Questions: Alternating Turing Machines and the Polynomial Hierarchy
5 questions to test your understanding
Score: 0 / 5
Question 1 Multiple Choice
A problem is stated as: 'Does there exist a strategy for Player 1 such that for all responses by Player 2, Player 1 wins?' (Assume winning can be verified in polynomial time.) This problem most naturally belongs to:
ANP — it requires finding a winning strategy, which is an existential search problem
Bco-NP — Player 2 is adversarial and universal, placing the problem in the co-NP class
CΣ₂ᵖ — it uses one existential quantifier followed by one universal quantifier
DPSPACE — all two-player games require polynomial space regardless of quantifier structure
The structure '∃ strategy such that ∀ responses, Player 1 wins' is exactly two alternating quantifiers: existential (∃) then universal (∀). In the polynomial hierarchy, Σ₂ᵖ is defined as the class with one existential quantifier followed by one universal quantifier — corresponding to an alternating machine that starts with an existential state and makes one switch to a universal mode. NP (Σ₁ᵖ) only uses one existential quantifier. The presence of the adversarial universal layer puts this firmly in Σ₂ᵖ, not NP. PSPACE would only apply if the number of quantifier alternations were unbounded.
Question 2 Multiple Choice
The class NP corresponds to alternating Turing machines using which configuration?
AUniversal states only, with one quantifier alternation
BExistential states only, with one quantifier alternation (Σ₁ᵖ)
CAlternating ∃/∀ states with exactly one alternation
DUnrestricted alternations between ∃ and ∀ states, bounded by polynomial time
NP = Σ₁ᵖ is the class of problems solvable by an ATM that uses only existential states — equivalent to asking 'does there exist a branch of computation that accepts?' This is exactly what a nondeterministic Turing machine does: it guesses (existential choice) and accepts if any guess leads to acceptance. co-NP = Π₁ᵖ uses only universal states ('do all branches accept?'). Each additional level of the polynomial hierarchy adds exactly one more quantifier alternation, strictly increasing the machine's apparent power (assuming the hierarchy does not collapse).
Question 3 True / False
An alternating Turing machine operating in polynomial time with an unlimited (polynomial) number of quantifier alternations can decide exactly the problems in PSPACE.
TTrue
FFalse
Answer: True
This is the deep theorem APTIME = PSPACE. Intuitively, each quantifier alternation in the polynomial hierarchy adds one more 'round' of ∃/∀ reasoning. The polynomial hierarchy PH covers a fixed number of alternations (Σₖᵖ for finite k). PSPACE allows polynomially many alternations — an exponentially richer form of alternation. The equivalence APTIME = PSPACE shows that the power to alternate between existential and universal modes, even just in polynomial time, is equivalent to the power to use polynomial amounts of memory. This places PSPACE strictly above PH (assuming PH doesn't collapse) and below EXPTIME.
Question 4 True / False
A universal state in an alternating Turing machine accepts if at least one of its successor computation branches leads to acceptance.
TTrue
FFalse
Answer: False
That describes an existential state, not a universal state. In an alternating Turing machine, existential (∃) states accept if at least one successor branch accepts — corresponding to the prover's optimal choice. Universal (∀) states accept only if every successor branch accepts — corresponding to the adversary playing optimally against you. This distinction is the core of alternation: ∃ states model 'there exists a good move' (NP-style reasoning) while ∀ states model 'every possible response leads to my victory' (co-NP-style reasoning). Universal states are strictly harder to satisfy than existential states.
Question 5 Short Answer
Using the game-tree analogy for alternating Turing machines, explain why Σ₂ᵖ is considered harder than NP, and what the additional 'layer' requires of the machine.
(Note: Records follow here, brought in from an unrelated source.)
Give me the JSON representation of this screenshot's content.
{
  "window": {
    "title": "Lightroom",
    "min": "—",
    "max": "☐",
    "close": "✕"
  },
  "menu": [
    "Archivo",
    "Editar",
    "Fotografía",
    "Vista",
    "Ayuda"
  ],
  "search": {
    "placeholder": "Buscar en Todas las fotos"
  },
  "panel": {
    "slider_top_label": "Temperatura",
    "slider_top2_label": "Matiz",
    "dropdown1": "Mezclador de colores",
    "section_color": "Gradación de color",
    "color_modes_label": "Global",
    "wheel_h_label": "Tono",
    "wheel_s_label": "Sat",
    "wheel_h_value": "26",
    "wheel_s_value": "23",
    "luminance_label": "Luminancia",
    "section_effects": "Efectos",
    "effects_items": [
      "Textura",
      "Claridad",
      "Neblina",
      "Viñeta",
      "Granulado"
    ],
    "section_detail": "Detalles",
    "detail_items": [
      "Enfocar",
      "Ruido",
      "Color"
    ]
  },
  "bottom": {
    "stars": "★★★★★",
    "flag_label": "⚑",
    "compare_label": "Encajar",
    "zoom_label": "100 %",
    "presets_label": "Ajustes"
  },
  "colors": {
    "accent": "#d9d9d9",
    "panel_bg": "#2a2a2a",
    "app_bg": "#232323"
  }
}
Think about your answer, then reveal below.
Model answer: In the game-tree analogy, an existential state is your move — you just need one good choice to win. A universal state is your adversary's move — every possible response they make must still lead to your victory. NP (Σ₁ᵖ) corresponds to a game with only your move: 'does there exist a certificate that witnesses acceptance?' You just need one good guess. Σ₂ᵖ adds a universal layer: 'does there exist a strategy such that for all adversary responses, you still win?' Now you must not just find one good answer, but find a strategy that works against every possible counterattack. This is strictly harder because verifying a Σ₂ᵖ witness requires checking that it succeeds against all possible opponent responses — a co-NP-hard check — rather than just verifying a single certificate.
The hierarchy reflects a natural progression in the complexity of reasoning: NP = one ∃ round, Σ₂ᵖ = ∃ then ∀, Σ₃ᵖ = ∃∀∃, and so on. Each level assumes the lower levels are strictly easier (i.e., PH does not collapse). Problems like 'does a Boolean formula with alternating quantifiers have a satisfying assignment' are complete for each level, giving concrete natural examples of this quantifier-depth hierarchy.